Alt-üst akıl rasyonel akıl
Nasıl bir talihin azizliğiyse artık, 2017’ye girerken içimize su serpecek tek şey var: ‘Yalnız değiliz’! Rasyonel akıl bir tek bizde yitip gitmiş değil. ABD’de bu yılki başkanlık seçimleri...
Nasıl bir talihin azizliğiyse artık, 2017’ye girerken içimize su serpecek tek şey var: ‘Yalnız değiliz’! Rasyonel akıl bir tek bizde yitip gitmiş değil.

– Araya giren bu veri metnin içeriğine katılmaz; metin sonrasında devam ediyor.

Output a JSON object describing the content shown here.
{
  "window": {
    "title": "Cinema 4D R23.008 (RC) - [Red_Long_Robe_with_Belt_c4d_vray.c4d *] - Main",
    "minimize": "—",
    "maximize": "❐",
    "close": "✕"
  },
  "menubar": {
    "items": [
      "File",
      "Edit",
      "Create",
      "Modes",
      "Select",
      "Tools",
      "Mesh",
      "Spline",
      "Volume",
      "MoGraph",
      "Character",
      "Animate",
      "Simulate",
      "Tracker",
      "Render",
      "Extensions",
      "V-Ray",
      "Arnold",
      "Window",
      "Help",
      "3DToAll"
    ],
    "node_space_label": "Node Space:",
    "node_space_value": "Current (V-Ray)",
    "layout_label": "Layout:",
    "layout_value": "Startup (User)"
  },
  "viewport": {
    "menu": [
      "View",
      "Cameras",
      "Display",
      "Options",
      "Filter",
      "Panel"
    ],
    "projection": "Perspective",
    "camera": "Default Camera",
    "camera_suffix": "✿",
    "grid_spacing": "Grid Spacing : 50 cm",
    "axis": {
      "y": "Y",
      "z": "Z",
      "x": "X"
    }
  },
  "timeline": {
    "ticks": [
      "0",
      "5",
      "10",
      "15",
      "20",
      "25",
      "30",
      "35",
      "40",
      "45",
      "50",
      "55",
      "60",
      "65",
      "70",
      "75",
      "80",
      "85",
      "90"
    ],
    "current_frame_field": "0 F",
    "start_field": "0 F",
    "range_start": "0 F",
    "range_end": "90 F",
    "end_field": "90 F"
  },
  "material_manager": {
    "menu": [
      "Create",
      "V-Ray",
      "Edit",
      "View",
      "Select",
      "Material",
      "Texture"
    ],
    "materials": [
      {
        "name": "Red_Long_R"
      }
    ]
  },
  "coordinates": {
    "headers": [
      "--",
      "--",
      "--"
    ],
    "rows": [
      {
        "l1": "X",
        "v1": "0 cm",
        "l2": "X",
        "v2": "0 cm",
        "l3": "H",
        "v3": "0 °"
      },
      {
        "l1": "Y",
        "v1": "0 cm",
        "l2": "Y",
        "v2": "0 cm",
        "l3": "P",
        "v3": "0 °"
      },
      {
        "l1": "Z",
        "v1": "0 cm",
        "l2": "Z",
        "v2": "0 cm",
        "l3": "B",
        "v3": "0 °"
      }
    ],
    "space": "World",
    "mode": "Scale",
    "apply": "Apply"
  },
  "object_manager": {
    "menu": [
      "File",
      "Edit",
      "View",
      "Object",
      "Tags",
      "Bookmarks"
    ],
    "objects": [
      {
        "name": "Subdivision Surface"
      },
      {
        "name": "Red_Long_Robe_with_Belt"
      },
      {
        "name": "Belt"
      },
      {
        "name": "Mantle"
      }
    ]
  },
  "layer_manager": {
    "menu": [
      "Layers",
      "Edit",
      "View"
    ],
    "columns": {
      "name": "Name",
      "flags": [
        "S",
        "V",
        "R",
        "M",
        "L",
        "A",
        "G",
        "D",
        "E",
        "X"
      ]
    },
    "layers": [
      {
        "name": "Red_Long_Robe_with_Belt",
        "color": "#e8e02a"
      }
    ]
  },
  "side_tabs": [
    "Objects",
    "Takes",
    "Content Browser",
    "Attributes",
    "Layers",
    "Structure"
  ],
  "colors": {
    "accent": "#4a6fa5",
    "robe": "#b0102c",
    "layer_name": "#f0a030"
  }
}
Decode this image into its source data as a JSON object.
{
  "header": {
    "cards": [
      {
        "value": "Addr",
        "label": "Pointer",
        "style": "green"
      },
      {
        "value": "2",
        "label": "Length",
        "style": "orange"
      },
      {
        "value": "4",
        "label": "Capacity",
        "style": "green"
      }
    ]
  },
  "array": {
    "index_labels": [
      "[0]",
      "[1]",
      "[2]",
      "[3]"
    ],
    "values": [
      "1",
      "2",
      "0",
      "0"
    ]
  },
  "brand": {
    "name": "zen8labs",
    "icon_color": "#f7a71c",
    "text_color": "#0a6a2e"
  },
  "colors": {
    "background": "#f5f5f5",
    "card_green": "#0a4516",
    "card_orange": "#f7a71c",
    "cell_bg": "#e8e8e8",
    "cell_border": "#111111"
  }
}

ABD’de bu yılki başkanlık seçimleri sürecinde adeta bir ‘akıl yitimi’ yaşadı. Yaratılan ve üstelik haklılık payları eksik olmayan ‘Donald Trump’ algısı için demiyorum. 8 Kasım’ın mağlubu Hillary Clinton ve Demokratik cephede dizilen Amerikan kurumsal aklı için de söylüyorum.
***
İki aydır Amerika Rusya ile yatıp kalkıyor. Ve mevzu bizlerin yakından tanıdığı ‘dış mihrak’ histerisine dönüştü. Aslında Amerikalılar için yeni değil. İkinci Dünya Savaşı’nın ‘Joe Amca’sı Soğuk Savaş’ta ‘Şeytani Stalin’e dönüşmüştü. Sovyet denizaltılarının Amerika kıyılarından ülkeyi işgale girişeceği temalı Hollywood yapımları boşuna çekilmemişti. Bu histeri 21. yüzyıl koşullarında siber savaşla yaşatılmakta.
WikiLeaks sızıntıları malumumuz. ABD’de en çok Demokratik Parti ve Clinton’ı etkiledi. ‘Kirli çamaşırlar’ ortaya serildi. E-posta skandalı Libya’da, Suriye’de, siyasal İslamın kullanılmasındaki rolü anlamamızı sağladı. Demokratik Ulusal Komite ve Clinton’ın kampanya müdürü Joe Podesta’nın yazışmaları yalancılığı ve arzulanmayan solcu rakip Bernie Sanders’a nasıl çelme takıldığını gösterdi.